Lin Jian Min, Li Betty, Rimmer Eric, VanRoey Melinda, Jooss Karin
Department of Preclinical Oncology, Cell Genesys Inc, South San Francisco, CA 94080, USA.
Exp Hematol. 2008 Mar;36(3):319-28. doi: 10.1016/j.exphem.2007.11.005.
Acute myeloid leukemia (AML) is a highly malignant neoplasm responsible for nearly 10,000 cancer-related deaths annually in the United States. Treatment options for elderly patients with AML remain limited.
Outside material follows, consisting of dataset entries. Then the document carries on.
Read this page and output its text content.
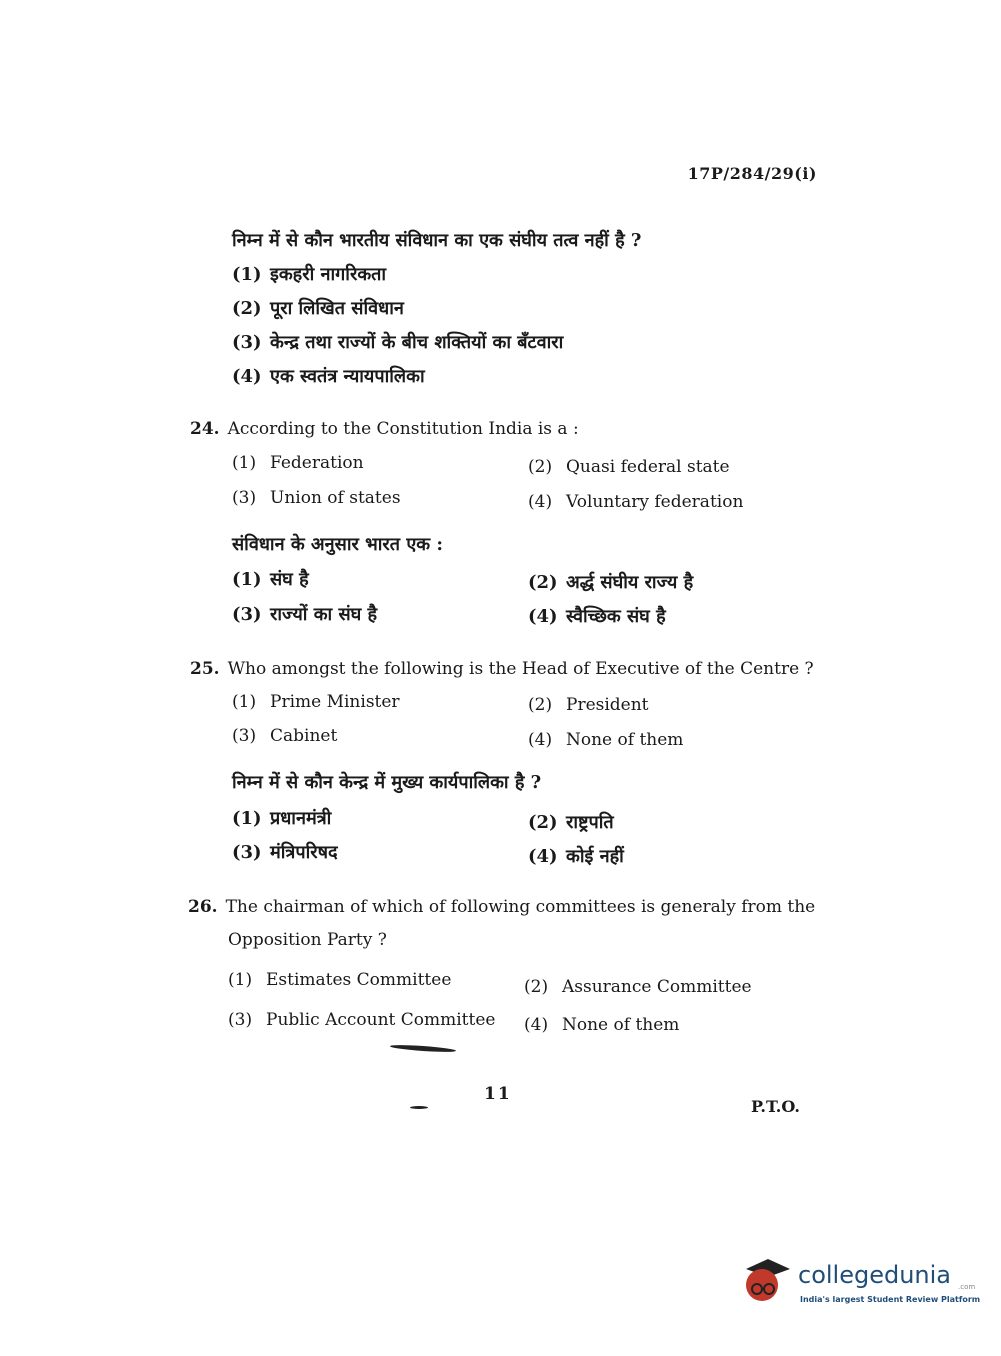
17P/284/29(i)
निम्न में से कौन भारतीय संविधान का एक संघीय तत्व नहीं है ?
(1) इकहरी नागरिकता
(2) पूरा लिखित संविधान
(3) केन्द्र तथा राज्यों के बीच शक्तियों का बँटवारा
(4) एक स्वतंत्र न्यायपालिका
24. According to the Constitution India is a :
(1) Federation	(2) Quasi federal state
(3) Union of states	(4) Voluntary federation
संविधान के अनुसार भारत एक :
(1) संघ है	(2) अर्द्ध संघीय राज्य है
(3) राज्यों का संघ है	(4) स्वैच्छिक संघ है
25. Who amongst the following is the Head of Executive of the Centre ?
(1) Prime Minister	(2) President
(3) Cabinet	(4) None of them
निम्न में से कौन केन्द्र में मुख्य कार्यपालिका है ?
(1) प्रधानमंत्री	(2) राष्ट्रपति
(3) मंत्रिपरिषद	(4) कोई नहीं
26. The chairman of which of following committees is generaly from the
Opposition Party ?
(1) Estimates Committee	(2) Assurance Committee
(3) Public Account Committee (4) None of them
11
P.T.O.
collegedunia .com
India's largest Student Review Platform
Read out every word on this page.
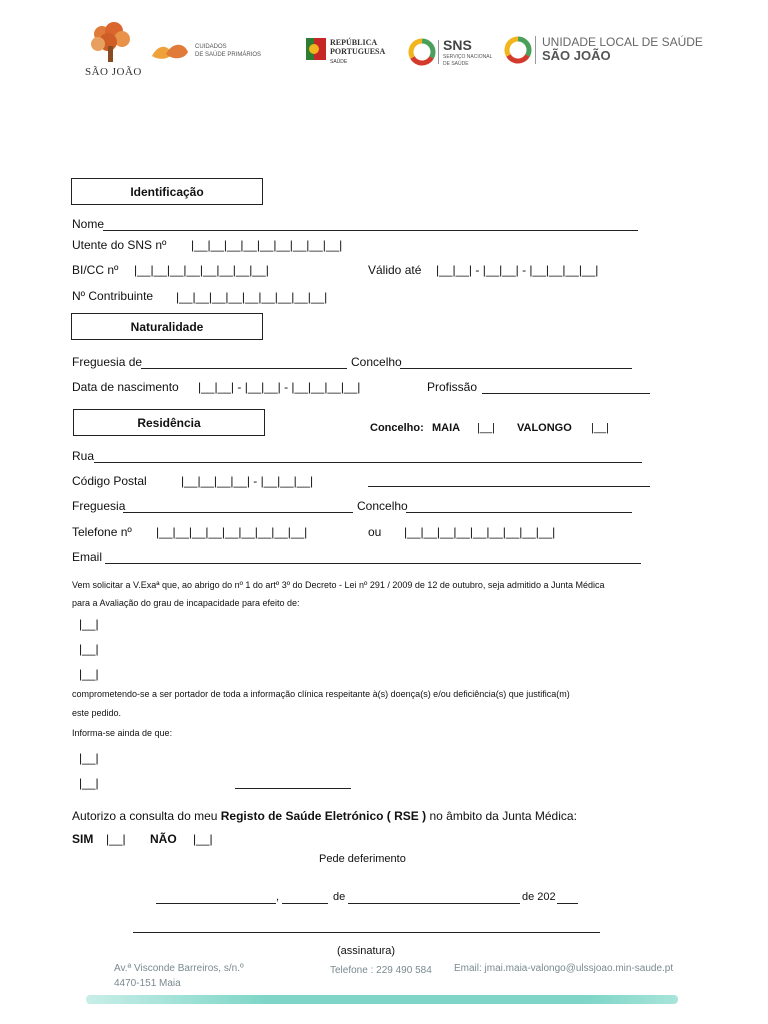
SÃO JOÃO
CUIDADOS
DE SAÚDE PRIMÁRIOS
REPÚBLICA
PORTUGUESA
SAÚDE
SNS
SERVIÇO NACIONAL
DE SAÚDE
UNIDADE LOCAL DE SAÚDE
SÃO JOÃO
Identificação
Nome
Utente do SNS nº |__|__|__|__|__|__|__|__|__|
BI/CC nº |__|__|__|__|__|__|__|__|	Válido até |__|__| - |__|__| - |__|__|__|__|
Nº Contribuinte |__|__|__|__|__|__|__|__|__|
Naturalidade
Freguesia de	Concelho
Data de nascimento |__|__| - |__|__| - |__|__|__|__|	Profissão
Residência	Concelho: MAIA |__| VALONGO |__|
Rua
Código Postal	|__|__|__|__| - |__|__|__|
Freguesia	Concelho
Telefone nº |__|__|__|__|__|__|__|__|__|	ou |__|__|__|__|__|__|__|__|__|
Email
Vem solicitar a V.Exaª que, ao abrigo do nº 1 do artº 3º do Decreto - Lei nº 291 / 2009 de 12 de outubro, seja admitido a Junta Médica
para a Avaliação do grau de incapacidade para efeito de:
|__|
|__|
|__|
comprometendo-se a ser portador de toda a informação clínica respeitante à(s) doença(s) e/ou deficiência(s) que justifica(m)
este pedido.
Informa-se ainda de que:
|__|
|__|
Autorizo a consulta do meu Registo de Saúde Eletrónico ( RSE ) no âmbito da Junta Médica:
SIM |__| NÃO |__|
Pede deferimento
,	de	de 202
(assinatura)
Av.ª Visconde Barreiros, s/n.º
4470-151 Maia
Telefone : 229 490 584 Email: jmai.maia-valongo@ulssjoao.min-saude.pt
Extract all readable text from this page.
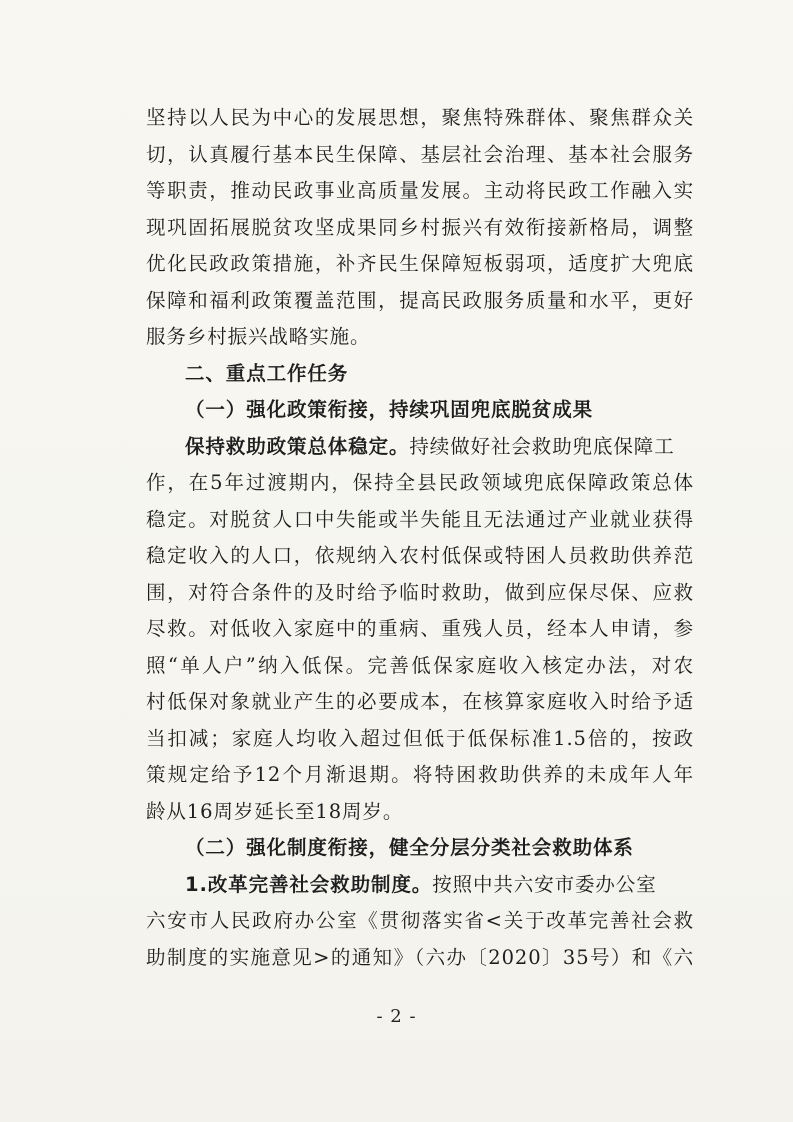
坚持以人民为中心的发展思想，聚焦特殊群体、聚焦群众关
切，认真履行基本民生保障、基层社会治理、基本社会服务
等职责，推动民政事业高质量发展。主动将民政工作融入实
现巩固拓展脱贫攻坚成果同乡村振兴有效衔接新格局，调整
优化民政政策措施，补齐民生保障短板弱项，适度扩大兜底
保障和福利政策覆盖范围，提高民政服务质量和水平，更好
服务乡村振兴战略实施。
二、重点工作任务
（一）强化政策衔接，持续巩固兜底脱贫成果
保持救助政策总体稳定。持续做好社会救助兜底保障工
作，在5年过渡期内，保持全县民政领域兜底保障政策总体
稳定。对脱贫人口中失能或半失能且无法通过产业就业获得
稳定收入的人口，依规纳入农村低保或特困人员救助供养范
围，对符合条件的及时给予临时救助，做到应保尽保、应救
尽救。对低收入家庭中的重病、重残人员，经本人申请，参
照“单人户”纳入低保。完善低保家庭收入核定办法，对农
村低保对象就业产生的必要成本，在核算家庭收入时给予适
当扣减；家庭人均收入超过但低于低保标准1.5倍的，按政
策规定给予12个月渐退期。将特困救助供养的未成年人年
龄从16周岁延长至18周岁。
（二）强化制度衔接，健全分层分类社会救助体系
1.改革完善社会救助制度。按照中共六安市委办公室
六安市人民政府办公室《贯彻落实省<关于改革完善社会救
助制度的实施意见>的通知》（六办〔2020〕35号）和《六
- 2 -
Standard regimens using cytarabine (cytosine arabinoside [AraC]), a nucleotide analogue, result in significant toxicity with poor overall response. Combination of a cytotoxic chemotherapy and tumor-specific immunotherapy has the potential to improve overall efficacy by inducing an anti-tumor immune response against minimal residual disease. The studies reported here were performed to evaluate the therapeutic benefit of combining a granulocyte macrophage colony-stimulating factor (GM-CSF)-secreting tumor cell immunotherapy with AraC treatment.
C57Bl/6 mice were challenged with C1498-luc cells intravenously and evaluated by in vivo imaging throughout the study to monitor the systemic progression of the tumor. Individual animals were euthanized when in vivo total photon counts exceeded 5 x 10(8) and/or when they were in poor clinical condition. Cytotoxicity assay was performed to evaluate effector function and flow cytometry was used for phenotyping of splenocytes from experimental animals.
Administration of GM-CSF-secreting tumor cell immunotherapy during AraC -induced cytopenia enhanced the anti-tumor efficacy of the immunotherapy, resulting in prolonged survival. AraC treatment did not negatively impact antigen-specific T-cell activation elicited by the immunotherapy and surviving animals treated with the combination demonstrated strong tumor-specific memory responses.
GM-CSF-secreting tumor cell immunotherapy in combination with AraC prolongs survival of tumor-bearing mice, with a median survival time of 61 days observed in mice treated with AraC alone and 90% of mice treated with the combination therapy still alive by day 150.
急性髓系白血病(AML)是一种高度恶性的肿瘤,在美国每年导致近10,000例癌症相关死亡。老年AML患者的治疗选择仍然有限。使用阿糖胞苷(胞嘧啶阿拉伯糖苷 [AraC])的标准方案,一种核苷酸类似物,会导致显著的毒性且总体反应不佳。细胞毒性化疗与肿瘤特异性免疫疗法的联合有可能通过诱导针对微小残留病的抗肿瘤免疫反应来提高总体疗效。本文报道的研究旨在评估分泌粒细胞巨噬细胞集落刺激因子(GM-CSF)的肿瘤细胞免疫疗法与阿糖胞苷治疗联合的治疗益处。
C57Bl/6小鼠经静脉注射C1498-luc细胞进行攻击,并在整个研究过程中通过体内成像进行评估,以监测肿瘤的全身进展。当体内总光子计数超过5×10⁸和/或动物临床状况不佳时,对个体动物实施安乐死。进行细胞毒性测定以评估效应功能,流式细胞术用于对实验动物的脾细胞进行表型分析。
在阿糖胞苷诱导的血细胞减少期间给予分泌GM-CSF的肿瘤细胞免疫疗法可增强免疫疗法的抗肿瘤疗效,从而延长生存期。阿糖胞苷治疗并未对免疫疗法引发的抗原特异性T细胞活化产生负面影响,接受联合治疗的存活动物表现出强烈的肿瘤特异性记忆反应。
分泌GM-CSF的肿瘤细胞免疫疗法与阿糖胞苷联合可延长荷瘤小鼠的生存期,单独接受阿糖胞苷治疗的小鼠中位生存期为61天,而接受联合治疗的小鼠在第150天时90%仍然存活。